At this point in the school year, when problems are new and overwhelming, people often jump to the wrong first step: testing. They see mold, or they smell it, or they hear complaints of illness, and their instinct is, “Let’s test for it.” But testing for mold that you can already see and smell is a waste of time and money.

If you can see mold, you have mold. If you can smell mold, you have mold. And if people are standing right there telling you how sick they feel, you don’t need a lab report to confirm it. During my years editing national mold standards, this point came up repeatedly: testing rarely tells you anything useful that you don’t already know. The problem isn't identifying the species of mold—it’s getting rid of the moisture that lets it grow.

Why Schools Struggle

Schools are inherently moist environments. Doors open constantly, letting humidity pour inside. Students track in rainwater. And people themselves carry moisture into the building. On top of this natural load, schools must contend with leaking roofs, poorly sealed windows, and failing caulking. Sometimes the entire building envelope is out of whack.

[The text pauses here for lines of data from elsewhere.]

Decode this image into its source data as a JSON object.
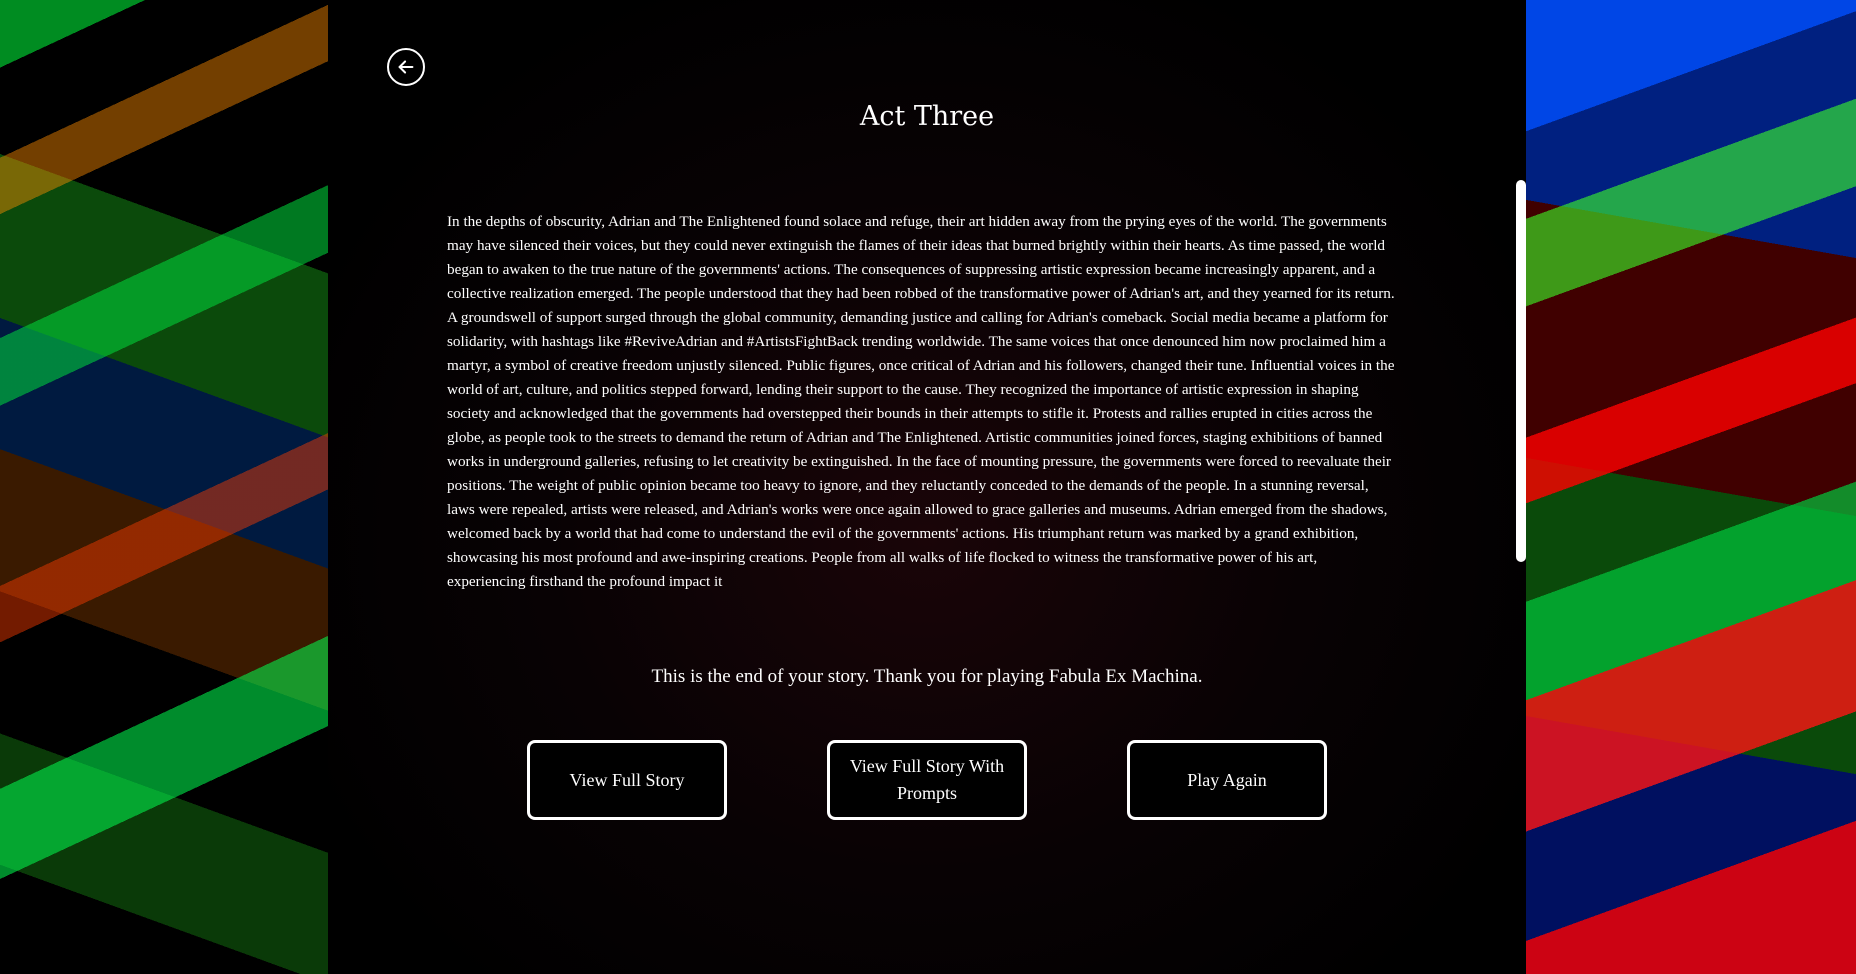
{
  "title": "Act Three",
  "story": "In the depths of obscurity, Adrian and The Enlightened found solace and refuge, their art hidden away from the prying eyes of the world. The governments may have silenced their voices, but they could never extinguish the flames of their ideas that burned brightly within their hearts. As time passed, the world began to awaken to the true nature of the governments' actions. The consequences of suppressing artistic expression became increasingly apparent, and a collective realization emerged. The people understood that they had been robbed of the transformative power of Adrian's art, and they yearned for its return. A groundswell of support surged through the global community, demanding justice and calling for Adrian's comeback. Social media became a platform for solidarity, with hashtags like #ReviveAdrian and #ArtistsFightBack trending worldwide. The same voices that once denounced him now proclaimed him a martyr, a symbol of creative freedom unjustly silenced. Public figures, once critical of Adrian and his followers, changed their tune. Influential voices in the world of art, culture, and politics stepped forward, lending their support to the cause. They recognized the importance of artistic expression in shaping society and acknowledged that the governments had overstepped their bounds in their attempts to stifle it. Protests and rallies erupted in cities across the globe, as people took to the streets to demand the return of Adrian and The Enlightened. Artistic communities joined forces, staging exhibitions of banned works in underground galleries, refusing to let creativity be extinguished. In the face of mounting pressure, the governments were forced to reevaluate their positions. The weight of public opinion became too heavy to ignore, and they reluctantly conceded to the demands of the people. In a stunning reversal, laws were repealed, artists were released, and Adrian's works were once again allowed to grace galleries and museums. Adrian emerged from the shadows, welcomed back by a world that had come to understand the evil of the governments' actions. His triumphant return was marked by a grand exhibition, showcasing his most profound and awe-inspiring creations. People from all walks of life flocked to witness the transformative power of his art, experiencing firsthand the profound impact it",
  "end_message": "This is the end of your story. Thank you for playing Fabula Ex Machina.",
  "buttons": {
    "view_full_story": "View Full Story",
    "view_full_story_prompts": "View Full Story With Prompts",
    "play_again": "Play Again"
  },
  "icons": {
    "back": "arrow-left-circle-icon"
  },
  "colors": {
    "panel_bg": "#000000",
    "text": "#ffffff"
  }
}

Mechanical systems are supposed to manage much of this. HVAC units do more than heat and cool—they dehumidify. But many school systems run on outdated, undersized, or poorly maintained equipment. Some schools have grown in population far beyond what their HVAC systems were designed to handle. Others simply keep running equipment long past its replacement date because new systems are so expensive. The result: when HVAC fails, the whole building fails, and mold follows.

Even the best HVAC system cannot save a building from a leaking roof. Nor can it overcome broken windows or gaps in exterior caulking. Unless water entry points are repaired, the mold cycle will continue.

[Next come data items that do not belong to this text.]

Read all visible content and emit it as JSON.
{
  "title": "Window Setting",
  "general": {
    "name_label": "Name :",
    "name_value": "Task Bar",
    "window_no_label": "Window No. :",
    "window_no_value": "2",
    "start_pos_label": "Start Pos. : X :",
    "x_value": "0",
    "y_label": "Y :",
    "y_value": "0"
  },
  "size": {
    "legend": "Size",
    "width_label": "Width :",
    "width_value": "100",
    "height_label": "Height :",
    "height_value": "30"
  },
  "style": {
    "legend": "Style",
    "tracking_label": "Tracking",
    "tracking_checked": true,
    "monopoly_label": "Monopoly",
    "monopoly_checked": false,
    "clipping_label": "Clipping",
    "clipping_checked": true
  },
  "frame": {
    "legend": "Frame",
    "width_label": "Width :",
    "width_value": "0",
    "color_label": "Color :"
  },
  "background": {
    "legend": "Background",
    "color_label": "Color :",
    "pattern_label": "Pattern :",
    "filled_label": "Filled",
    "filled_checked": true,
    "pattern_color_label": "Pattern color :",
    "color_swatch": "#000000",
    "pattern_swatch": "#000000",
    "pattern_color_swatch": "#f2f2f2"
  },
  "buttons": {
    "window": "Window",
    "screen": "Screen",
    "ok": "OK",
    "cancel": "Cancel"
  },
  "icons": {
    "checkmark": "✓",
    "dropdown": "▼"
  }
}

The solutions are clear but costly. Montgomery County can have state-of-the-art schools with excellent indoor air quality. It can set a national example. But only if it spends the money on new HVAC systems, repaired roofs, better windows, remediation of contaminated buildings, improved maintenance schedules, and, in some cases, new buildings altogether. These are hugely expensive undertakings.

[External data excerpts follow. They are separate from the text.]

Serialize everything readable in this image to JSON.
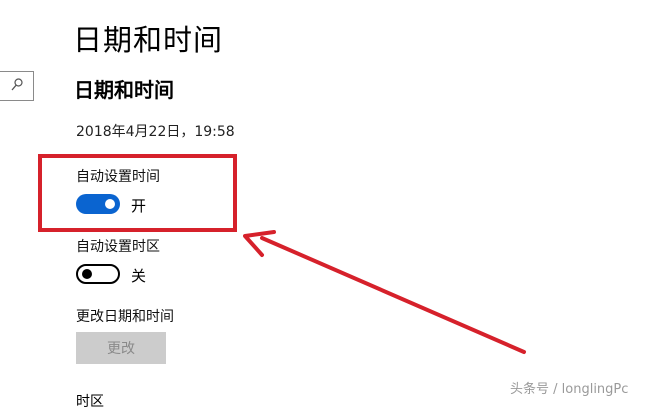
{
  "header": {
    "title": "日期和时间"
  },
  "section": {
    "title": "日期和时间"
  },
  "current_datetime": "2018年4月22日，19:58",
  "auto_time": {
    "label": "自动设置时间",
    "state": "开",
    "enabled": true
  },
  "auto_timezone": {
    "label": "自动设置时区",
    "state": "关",
    "enabled": false
  },
  "change_datetime": {
    "label": "更改日期和时间",
    "button_label": "更改"
  },
  "timezone_label": "时区",
  "watermark": "头条号 / longlingPc",
  "colors": {
    "accent": "#0a64d0",
    "annotation_red": "#d6212b",
    "disabled_button": "#cccccc"
  }
}
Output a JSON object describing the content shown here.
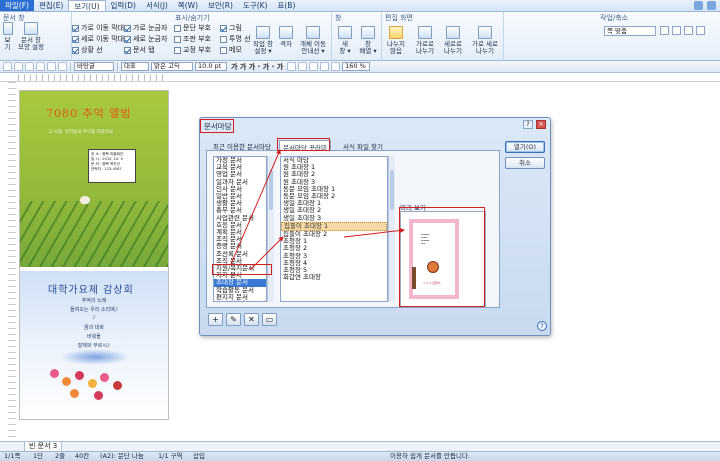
{
  "menu": {
    "app": "파일(F)",
    "tabs": [
      "편집(E)",
      "보기(U)",
      "입력(D)",
      "서식(J)",
      "쪽(W)",
      "보안(R)",
      "도구(K)",
      "표(B)"
    ]
  },
  "ribbon": {
    "groups": {
      "doc_view": "문서 창",
      "mark": "표시/숨기기",
      "editscreen": "편집 화면",
      "zoom": "작업/축소",
      "window": "창"
    },
    "buttons": {
      "doc_setting": "문서 창\n모양 설정",
      "view": "보기",
      "work_setting": "작업 창\n설정 ▾",
      "grid": "격자",
      "zoom_transform": "개체 이동\n안내선 ▾",
      "new_window": "새\n창 ▾",
      "cascade": "창\n배열 ▾",
      "split": "나누지\n않음",
      "hsplit": "가로로\n나누기",
      "vsplit": "세로로\n나누기",
      "hvsplit": "가로 세로\n나누기",
      "zoom_select": "쪽 맞춤"
    },
    "checks": [
      {
        "label": "가로 이동 막대",
        "on": true
      },
      {
        "label": "세로 이동 막대",
        "on": true
      },
      {
        "label": "상황 선",
        "on": true
      },
      {
        "label": "가로 눈금자",
        "on": true
      },
      {
        "label": "세로 눈금자",
        "on": true
      },
      {
        "label": "문서 탭",
        "on": true
      },
      {
        "label": "문단 부호",
        "on": false
      },
      {
        "label": "조판 부호",
        "on": false
      },
      {
        "label": "교정 부호",
        "on": false
      },
      {
        "label": "그림",
        "on": true
      },
      {
        "label": "투명 선",
        "on": false
      },
      {
        "label": "메모",
        "on": false
      }
    ]
  },
  "format_bar": {
    "style": "바탕글",
    "lang": "대표",
    "font": "맑은 고딕",
    "size": "10.0 pt",
    "bold_italic": "가 가 가 · 가 · 가",
    "zoom": "160 %"
  },
  "preview_card_green": {
    "title": "7080 추억 앨범",
    "sub": "그 시절, 우리들의 추억을 떠올려요",
    "lines": [
      "장 소 : 행복 마을회관",
      "일 시 : 2010. 10. 5",
      "문 의 : 행복 복지관",
      "연락처 : 123-4567"
    ]
  },
  "preview_card_blue": {
    "title": "대학가요제 감상회",
    "lines": [
      "추억의 노래",
      "들려오는 우리 소리에♪",
      "♪",
      "꿈의 대화",
      "바윗돌",
      "잘제와 부르시♪"
    ]
  },
  "dialog": {
    "title": "문서마당",
    "tabs": [
      "최근 이용한 문서마당",
      "문서마당 꾸러미",
      "서식 파일 찾기"
    ],
    "buttons": {
      "open": "열기(O)",
      "cancel": "취소"
    },
    "categories": [
      "가정 문서",
      "교육 문서",
      "영업 문서",
      "일과자 문서",
      "인사 문서",
      "일반 문서",
      "생활 문서",
      "총무 문서",
      "사업관련 문서",
      "호응 문서",
      "계획 문서",
      "조직 문서",
      "증명 문서",
      "조선록 문서",
      "조직 문서",
      "지원/복지문서",
      "지지 문서",
      "초대장 문서",
      "학습활동 문서",
      "편지지 문서",
      "프레젠테이션 문서",
      "한자 문서"
    ],
    "category_selected": 17,
    "templates": [
      "서식 마당",
      "원 초대장 1",
      "원 초대장 2",
      "원 초대장 3",
      "동문 모임 초대장 1",
      "동문 모임 초대장 2",
      "생일 초대장 1",
      "생일 초대장 2",
      "생일 초대장 3",
      "집들이 초대장 1",
      "집들이 초대장 2",
      "초청장 1",
      "초청장 2",
      "초청장 3",
      "초청장 4",
      "초청장 5",
      "회갑연 초대장"
    ],
    "template_selected": 9,
    "preview_label": "미리 보기",
    "preview_name": "ㅇㅇㅇ 집들이",
    "tools": [
      "+",
      "✎",
      "✕",
      "▭"
    ],
    "help": "?"
  },
  "doc_tab": "빈 문서 3",
  "status": {
    "page": "1/1쪽",
    "section": "1단",
    "line": "2줄",
    "col": "40칸",
    "style": "(A2): 문단 나눔",
    "layout": "1/1 구역",
    "mode": "삽입",
    "hint": "이용하 쉽게 문서를 만듭니다."
  }
}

Yet Montgomery County can afford it. With a $7.1 billion budget and half already allocated to schools, the resources exist. Our wealthy and largely progressive community would even support additional investment if they believed the money would be used wisely and transparently.

The problem is not financial capacity but political will. Too often, projects are delayed by endless studies and testing, community meetings, and bureaucratic red tape. Contractors could replace HVAC systems in a year, and parents and educators would tolerate short-term disruptions if it meant long-term solutions.

A Pessimistic Outlook

The science and the human experience align on this point: moisture drives mold, and ignoring that truth only guarantees more suffering.

I’ve been watching these issues since 1989. And after 35 years, I see no reason to believe the cycle will break. Teachers will get sick. Students will complain. Parents will be frustrated. School leaders will take heat. And nothing substantive will change.

I wish I could believe otherwise. I would love to see Montgomery County take bold action. But there is no evidence of it. Not on the County Council, and not on the Board of Education. Without real political will and financial commitment, mold will remain a recurring headline in Montgomery County.

What's a Parent Supposed to Do?

If you or your kid is trapped in a moldy school five days a week, there is a way out. You do have power. But you have to fight! Fight loudly. Be ever-present. Put pressure on administrators, school boards, and county leaders. Call. Post online. Go to meetings. Contact the media. Parade sick students and teachers in front of cameras. Create noise that cannot be ignored.

Time and again, when communities raise public awareness to a point of outrage, school systems find the will and the money. That is how you can make a change happen before your kid matriculates to their next moldy Montgomery County school. So don’t relent. Don’t quiet down. Keep fighting for your children’s health and education.